In the book, Bryson, on the verge of what many may interpret as a mid-life crisis, travels to Europe and retraces the steps that he and his college buddy, Katz, made when they were in their twenties.
Traveling through a number of key European cities and countries, Bryson describes Europe the way he sees it, without a filter protecting the people or the places he finds along the way.
While some may find his interpretation of European people and places terribly offensive, I found his work to be both daring, brave… and just plain honest. The lack of intellectual padding made me feel as though I had stumbled across Bryson’s private journal and the thoughts I was reading on the page were the ones he had made then, there in the moment, as he slowly made his way through Europe.

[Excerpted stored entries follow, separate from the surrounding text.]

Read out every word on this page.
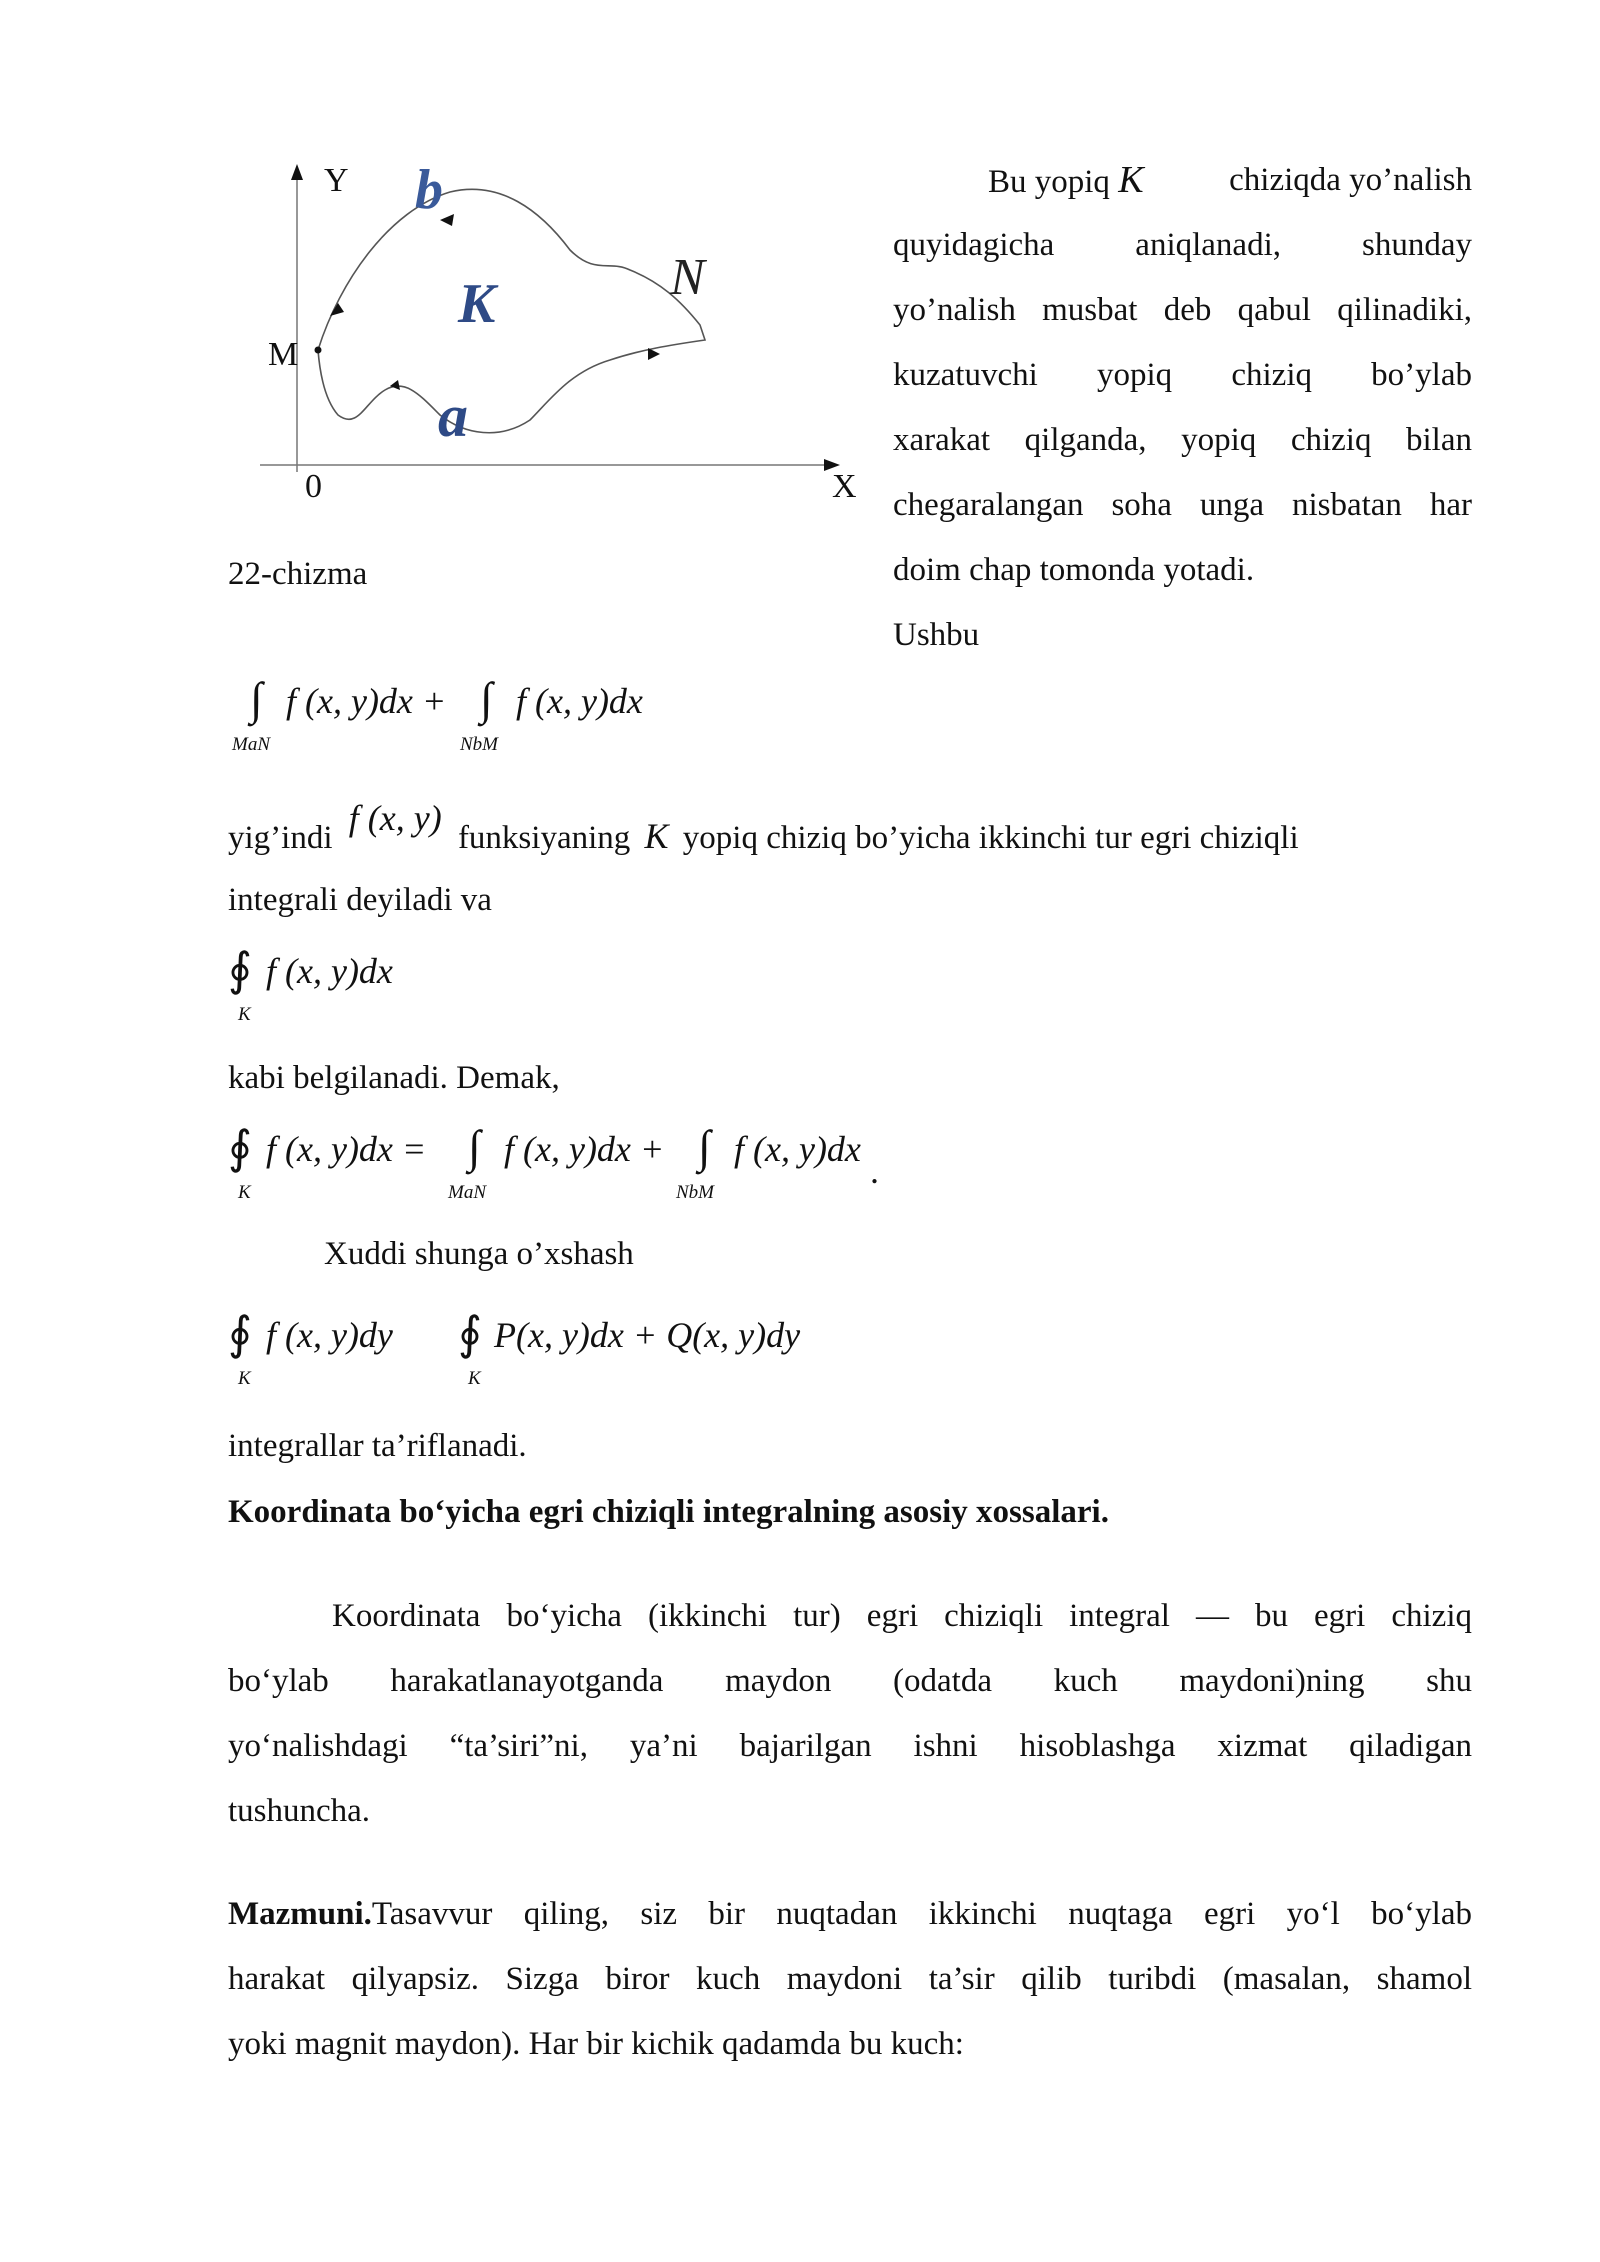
Y
X
0
M
b
N
K
a
22-chizma
Bu yopiq K	chiziqda yo’nalish
quyidagicha aniqlanadi, shunday
yo’nalish musbat deb qabul qilinadiki,
kuzatuvchi yopiq chiziq bo’ylab
xarakat qilganda, yopiq chiziq bilan
chegaralangan soha unga nisbatan har
doim chap tomonda yotadi.
Ushbu
∫ f (x, y)dx +
MaN
∫ f (x, y)dx
NbM
yig’indi f (x, y) funksiyaning K yopiq chiziq bo’yicha ikkinchi tur egri chiziqli
integrali deyiladi va
∮ f (x, y)dx
K
kabi belgilanadi. Demak,
∮ f (x, y)dx =
K
∫ f (x, y)dx +
MaN
∫ f (x, y)dx
NbM
.
Xuddi shunga o’xshash
∮ f (x, y)dy
K
∮ P(x, y)dx + Q(x, y)dy
K
integrallar ta’riflanadi.
Koordinata bo‘yicha egri chiziqli integralning asosiy xossalari.
Koordinata bo‘yicha (ikkinchi tur) egri chiziqli integral — bu egri chiziq
bo‘ylab harakatlanayotganda maydon (odatda kuch maydoni)ning shu
yo‘nalishdagi “ta’siri”ni, ya’ni bajarilgan ishni hisoblashga xizmat qiladigan
tushuncha.
Mazmuni.Tasavvur qiling, siz bir nuqtadan ikkinchi nuqtaga egri yo‘l bo‘ylab
harakat qilyapsiz. Sizga biror kuch maydoni ta’sir qilib turibdi (masalan, shamol
yoki magnit maydon). Har bir kichik qadamda bu kuch:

While reading reviews on Amazon.com, I came across the following comment, which I believe, sums up my impressions of “Neither Here Nor There”.
Well, to those who fail to catch the humor here: book a flight to Europe, and see for yourselves. Europeans aren’t somehow beyond the possibility of being unintentionally funny, and Bryson is not being an ‘ugly American’ for pointing out their foibles in very funny ways–witness, for example, his devastatingly funny transliteration of Dutch conversation, or his adventures getting travelers’ checks replaced after they’ve been stolen by a Gypsy girl in Italy.
Bryson is also honest. He tells you what he likes, and what he doesn’t, and, far from being xenophobic or parochial, he’s perfectly willing to change his mind when a place he visits either exceeds or falls short of his expectations. He lavishes praise on the most unlikely of destinations, and avoids the fawning tones of many travel writers who feel somehow obligated to adore every place they visit, especially the most famous ones. All real travelers are familiar with this phenomenon: the most intense joys of travel are most likely to be experienced in the least obvious places, and often at the most inopportune times.
Finally, Bryson is simply funny, and this book is too.
I think that pretty much sums it up.